Malga rates outgoing MPs, councillors poorly

Malga rates outgoing MPs, councillors poorly

By Deogratias Mmana:

The Malawi Local Government Association (Malga) has said the outgoing cadre of members of Parliament and ward councillors has failed to deliver as expected and asked voters to vote wisely in the forthcoming general elections.

In an exclusive interview, Malga Executive Director Hadrod Mkandawire said the legislators let down the local government sector.

“For this outgoing Parliament cohort, it has not sufficiently met the expectations of the Local Government sector. This Parliament has set a record of legislative threshold of unprecedented proportions.

“This is a Parliament that has legislated and enacted laws on unprecedented scale. Where the government was delaying in bringing bills to Parliament, we witnessed Members of Parliament rising to the occasion to table Private Members Bills.

“However, the same enthusiasm, zeal and interest eluded the local government sector. You may wish to know that the Local government amendment Bill has dragged since 2021. Much as the government is primarily accountable for this, we expected the Parliamentarians to rise up to the occasion as they did on Corrupt Practices Act amendment Bill, Forest Act amendment Bill amongst others,” Mkandawire said.

He added that the outgoing legislators “blatantly refused to heed our call” to amend the Taxation Act to waive duty on one vehicle for ward councillors in five years to facilitate effective discharging of their duties.

However, he said the MPs meaningfully held the central government accountable on the government’s cautious approach to meaningful fiscal devolution.

Turning to councillors, he said the outgoing cohort is a mixed bag.

“There are some councils where the members of the council have been able to effectively discharge their Constitutional and legislative mandate, namely oversight role, legislative role and representation role.

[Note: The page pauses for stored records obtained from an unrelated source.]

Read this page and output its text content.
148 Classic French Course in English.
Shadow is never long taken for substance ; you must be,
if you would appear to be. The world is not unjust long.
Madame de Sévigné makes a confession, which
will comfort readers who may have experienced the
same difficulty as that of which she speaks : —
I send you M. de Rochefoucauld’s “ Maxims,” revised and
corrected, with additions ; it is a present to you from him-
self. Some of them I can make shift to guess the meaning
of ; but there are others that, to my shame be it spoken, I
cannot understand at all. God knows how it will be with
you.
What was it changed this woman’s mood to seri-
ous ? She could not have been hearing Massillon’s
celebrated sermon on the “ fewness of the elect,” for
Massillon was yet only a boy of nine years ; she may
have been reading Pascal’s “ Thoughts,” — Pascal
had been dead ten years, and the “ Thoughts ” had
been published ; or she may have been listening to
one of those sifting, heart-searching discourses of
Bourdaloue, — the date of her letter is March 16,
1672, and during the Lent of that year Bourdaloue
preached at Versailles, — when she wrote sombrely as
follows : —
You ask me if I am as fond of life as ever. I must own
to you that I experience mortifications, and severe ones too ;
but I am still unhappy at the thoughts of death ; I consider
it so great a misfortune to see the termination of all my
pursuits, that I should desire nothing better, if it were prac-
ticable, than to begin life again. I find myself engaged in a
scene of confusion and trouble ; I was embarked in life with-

“”However, we have had regrettable scenarios in some councils where councillors have abandoned their mandate and focussed on personal convenience matters.

“In addition, there has been no meaningful capacity support to councillors to enable them effectively discharge their roles,” Mkandawire said.

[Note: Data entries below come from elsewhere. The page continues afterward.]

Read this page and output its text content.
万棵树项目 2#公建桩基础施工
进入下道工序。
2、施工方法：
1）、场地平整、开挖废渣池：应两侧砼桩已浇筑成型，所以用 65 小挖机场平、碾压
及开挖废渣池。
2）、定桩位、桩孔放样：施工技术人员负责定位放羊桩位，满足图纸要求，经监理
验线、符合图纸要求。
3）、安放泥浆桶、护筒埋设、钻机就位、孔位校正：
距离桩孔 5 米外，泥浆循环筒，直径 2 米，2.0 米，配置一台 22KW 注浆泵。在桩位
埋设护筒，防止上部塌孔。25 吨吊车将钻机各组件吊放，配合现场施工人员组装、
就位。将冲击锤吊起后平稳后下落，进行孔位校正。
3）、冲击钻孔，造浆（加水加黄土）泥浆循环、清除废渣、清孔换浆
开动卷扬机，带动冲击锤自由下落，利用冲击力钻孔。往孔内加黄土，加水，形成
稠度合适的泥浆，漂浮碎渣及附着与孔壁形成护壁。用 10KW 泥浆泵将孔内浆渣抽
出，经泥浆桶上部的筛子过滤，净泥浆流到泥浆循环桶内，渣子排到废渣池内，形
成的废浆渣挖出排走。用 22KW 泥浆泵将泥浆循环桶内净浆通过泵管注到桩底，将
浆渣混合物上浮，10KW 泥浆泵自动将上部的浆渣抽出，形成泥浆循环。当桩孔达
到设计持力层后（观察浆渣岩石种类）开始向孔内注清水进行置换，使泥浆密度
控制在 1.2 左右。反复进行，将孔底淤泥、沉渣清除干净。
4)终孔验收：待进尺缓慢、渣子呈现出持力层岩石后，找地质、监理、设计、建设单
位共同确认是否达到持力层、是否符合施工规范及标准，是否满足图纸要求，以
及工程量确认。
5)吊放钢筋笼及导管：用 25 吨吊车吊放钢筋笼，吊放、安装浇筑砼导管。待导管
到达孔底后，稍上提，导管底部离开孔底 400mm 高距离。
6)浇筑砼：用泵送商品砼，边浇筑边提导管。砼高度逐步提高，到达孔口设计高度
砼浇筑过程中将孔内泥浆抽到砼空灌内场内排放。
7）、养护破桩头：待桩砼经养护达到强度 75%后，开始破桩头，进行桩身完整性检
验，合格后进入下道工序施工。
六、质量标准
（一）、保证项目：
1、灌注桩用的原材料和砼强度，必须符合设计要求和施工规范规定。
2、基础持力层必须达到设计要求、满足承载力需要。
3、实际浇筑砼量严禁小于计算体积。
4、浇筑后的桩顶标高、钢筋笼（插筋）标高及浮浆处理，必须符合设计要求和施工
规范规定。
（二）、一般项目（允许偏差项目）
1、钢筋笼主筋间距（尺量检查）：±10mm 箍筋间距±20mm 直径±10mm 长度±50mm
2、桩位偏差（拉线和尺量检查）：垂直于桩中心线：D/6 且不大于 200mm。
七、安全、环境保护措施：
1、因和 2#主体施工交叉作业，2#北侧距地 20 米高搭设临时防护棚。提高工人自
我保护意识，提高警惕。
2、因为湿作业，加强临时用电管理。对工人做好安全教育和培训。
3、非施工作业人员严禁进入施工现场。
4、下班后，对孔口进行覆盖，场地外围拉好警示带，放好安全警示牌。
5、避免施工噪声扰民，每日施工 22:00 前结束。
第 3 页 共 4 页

He also faulted what he called “too much powers” given to the MPs over the administration of the Constituency Development Funded.

“This dilutes CDF as a local development fund window because any local development window is supposed to follow core principles of devolution. This is the very reason we have been calling for collapsing of all funding windows meant for local development into one basket modelled under District Development Fund/ Infrastructure Development Fund,” he said.

He also trashed the CDF bursary fund arguing that it is a misplaced scheme.

“The bursary scheme under CDF is a misplaced intervention. From the beginning, we have had problems with this arrangement. We are failing to comprehend how a bursary scheme would fall under a development window which essentially is expected to be infrastructure development fund in nature.

“Bursary by its nature is a social welfare intervention. It therefore, follows that any government-funded bursary scheme is supposed to be anchored and managed by the social welfare office under the newly created directorate of social services in Local Government Authorities,” Mkandawire said.

As the country heads to the polls, Mkandawire asked Malawians to make a decision.

“Let each individual candidate be subjected to scrutiny by their respective voters, and, if the voters as rights holders would be of the view the incumbent has failed the test based on the previous term, let them make a decision,” he said.

Parliament met for the last time last week, until the country elections in September.